Gillian Fenton, Marketing and Development Manager; Louise Donlon, Executive Director of the Lime Tree Theatre | Belltable, and Jay Kavanagh, Technical Manager | PICTURE: Ken Coleman
LIMERICK'S Lime Tree theatre venue is continuing to lead the arts sector in the county as it moves into a new role following its magnificent 10-year anniversary milestone.
The Mary Immaculate College venue Theatre opened its 510-seat arts venue in Mary Immaculate College, Limerick city in August 2012, despite a bleak outlook and significant dip in arts funding due to the recession.
“We were told we were crazy at the time,” said Gillian Fenton, Marketing and Development Manager with the Lime Tree Theatre | Belltable.
Now 10 years in, the Cork native, who previously worked with the Island Theatre Company in Limerick pins the success on the wonderful staff and the continuous drive to champion local artists.
“Without really good staff for the last 10 years, led by our Director Louise Donlon, we wouldn’t have been so successful,” Gillian told Limerick Live.
She described the cultural and arts sector in Limerick as both “growing and vibrant” and stressed that the Lime Tree Theatre | Belltable venues have something for everyone in Limerick.
Previously, many of the elderly patrons travelled to Dublin to the IFA cinema. Since the Belltable introduced its own offering of four movies every Monday, they no longer need to make the trip.
The programming for both venues, including opera, theatre, music and film, caters for a diverse audience, she said, adding that the key now, moving forward, is to continue hiring Limerick people.
“Our strategy now after 10 years, is to move more into a producing role. We can’t continue to build an arts sector in Limerick unless we give work to local artists, or they will leave for another city. Whether this is in the design of sets, lights or whatever, there is amazing talent here,” Gillian stated.
Both the Red Army, a play about four diehard female Munster supporters written by two Limerick women, and the first professional Christmas pantomime, are examples of this new ethos.
With “something significantly new every year” to keep staff on their tippy-toes, Gillian looks back at the group’s first commercial show, Angela’s Ashes, the musical, as the highlight of the last 10 years.
Performed in July 2017 to packed-out audiences, the show featured Frank McCourt's wife, Ellen, who came from New York and his brother Malachy, who opened the show before it hit the road nationwide.

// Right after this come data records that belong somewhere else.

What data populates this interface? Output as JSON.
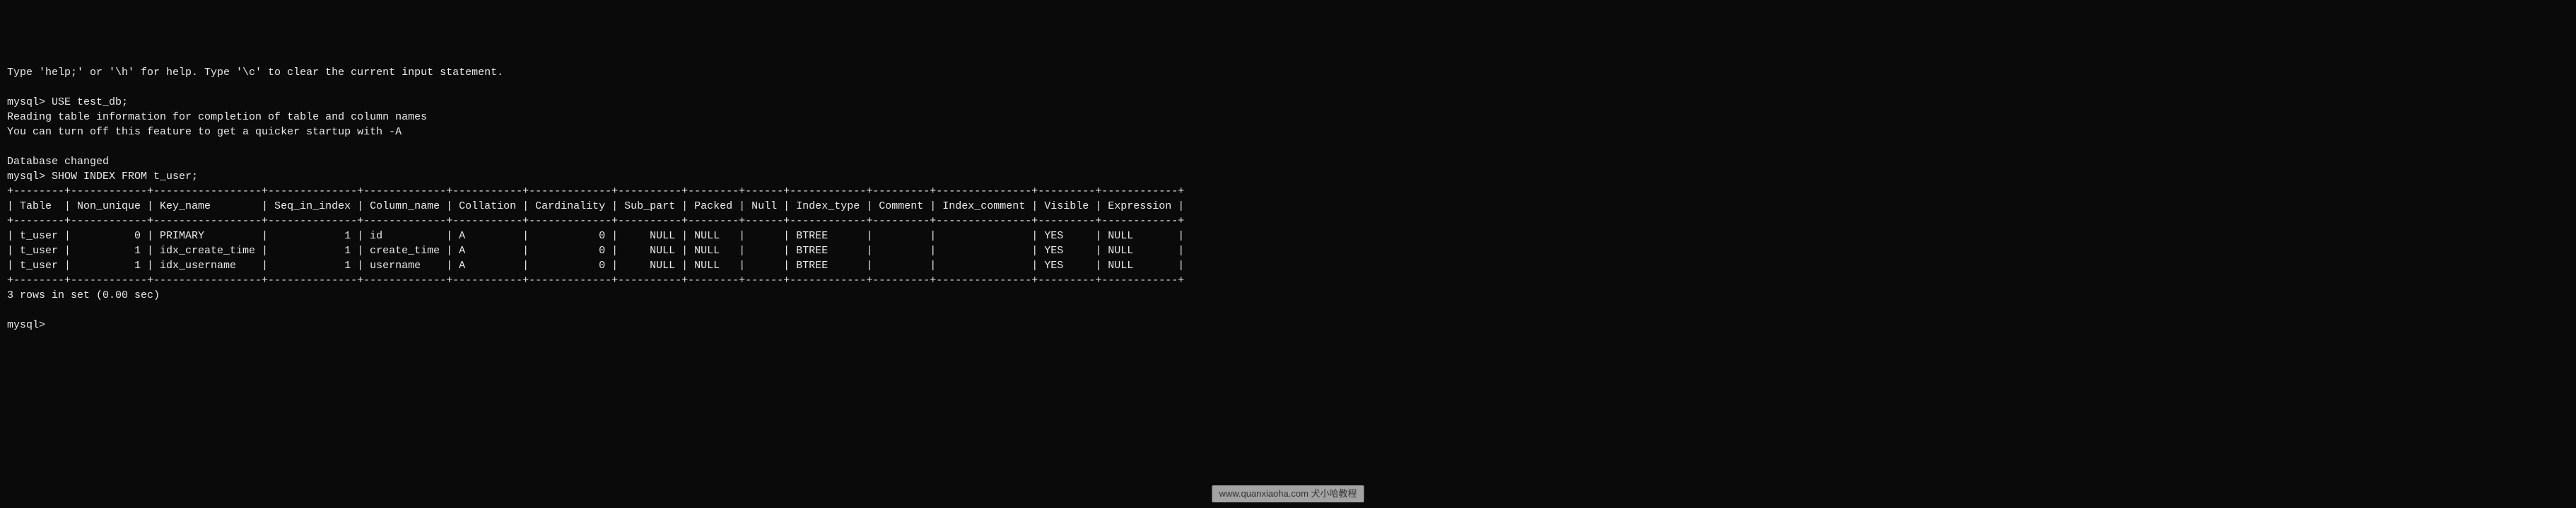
{
  "chart_data": {
    "type": "table",
    "title": "SHOW INDEX FROM t_user",
    "columns": [
      "Table",
      "Non_unique",
      "Key_name",
      "Seq_in_index",
      "Column_name",
      "Collation",
      "Cardinality",
      "Sub_part",
      "Packed",
      "Null",
      "Index_type",
      "Comment",
      "Index_comment",
      "Visible",
      "Expression"
    ],
    "rows": [
      [
        "t_user",
        0,
        "PRIMARY",
        1,
        "id",
        "A",
        0,
        "NULL",
        "NULL",
        "",
        "BTREE",
        "",
        "",
        "YES",
        "NULL"
      ],
      [
        "t_user",
        1,
        "idx_create_time",
        1,
        "create_time",
        "A",
        0,
        "NULL",
        "NULL",
        "",
        "BTREE",
        "",
        "",
        "YES",
        "NULL"
      ],
      [
        "t_user",
        1,
        "idx_username",
        1,
        "username",
        "A",
        0,
        "NULL",
        "NULL",
        "",
        "BTREE",
        "",
        "",
        "YES",
        "NULL"
      ]
    ]
  },
  "help_line": "Type 'help;' or '\\h' for help. Type '\\c' to clear the current input statement.",
  "blank1": "",
  "cmd1_prompt": "mysql> ",
  "cmd1": "USE test_db;",
  "reading_info1": "Reading table information for completion of table and column names",
  "reading_info2": "You can turn off this feature to get a quicker startup with -A",
  "blank2": "",
  "db_changed": "Database changed",
  "cmd2_prompt": "mysql> ",
  "cmd2": "SHOW INDEX FROM t_user;",
  "table_border": "+--------+------------+-----------------+--------------+-------------+-----------+-------------+----------+--------+------+------------+---------+---------------+---------+------------+",
  "table_header": "| Table  | Non_unique | Key_name        | Seq_in_index | Column_name | Collation | Cardinality | Sub_part | Packed | Null | Index_type | Comment | Index_comment | Visible | Expression |",
  "table_row1": "| t_user |          0 | PRIMARY         |            1 | id          | A         |           0 |     NULL | NULL   |      | BTREE      |         |               | YES     | NULL       |",
  "table_row2": "| t_user |          1 | idx_create_time |            1 | create_time | A         |           0 |     NULL | NULL   |      | BTREE      |         |               | YES     | NULL       |",
  "table_row3": "| t_user |          1 | idx_username    |            1 | username    | A         |           0 |     NULL | NULL   |      | BTREE      |         |               | YES     | NULL       |",
  "result_summary": "3 rows in set (0.00 sec)",
  "blank3": "",
  "cmd3_prompt": "mysql> ",
  "watermark_text": "www.quanxiaoha.com 犬小哈教程"
}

Another, recent win, Gillian said, is seeing the smiles on patrons' faces as they returned to both the Lime Tree and Belltable following a long and difficult two years of closures due to the pandemic.
“The Belltable is so central in the city. One thing we would like to see is the many communities around the arts-venue, that have never walked through our gates, come into a show,” she outlined.With a strong open-door policy, Gillian and Louise are encouraging artists with scripts or ideas, to call in, sit down and speak about any potential plans.
While the prospects may have been uncertain in the beginning of the journey 10 years ago, Gillian describes musical theatre as being very exciting in Limerick, at the moment.
“We really do have a brilliant gang here. Louise, who comes from Longford but also met a Limerick man like I did, has really been instrumental and has transformed the place.
“She continues to be the voice telling people not to forget the cultural side of the city. This sector, whether that is going to the theatre or to a gig, is just as big as sport here. We want to continue to grow with the city,” Gillian added.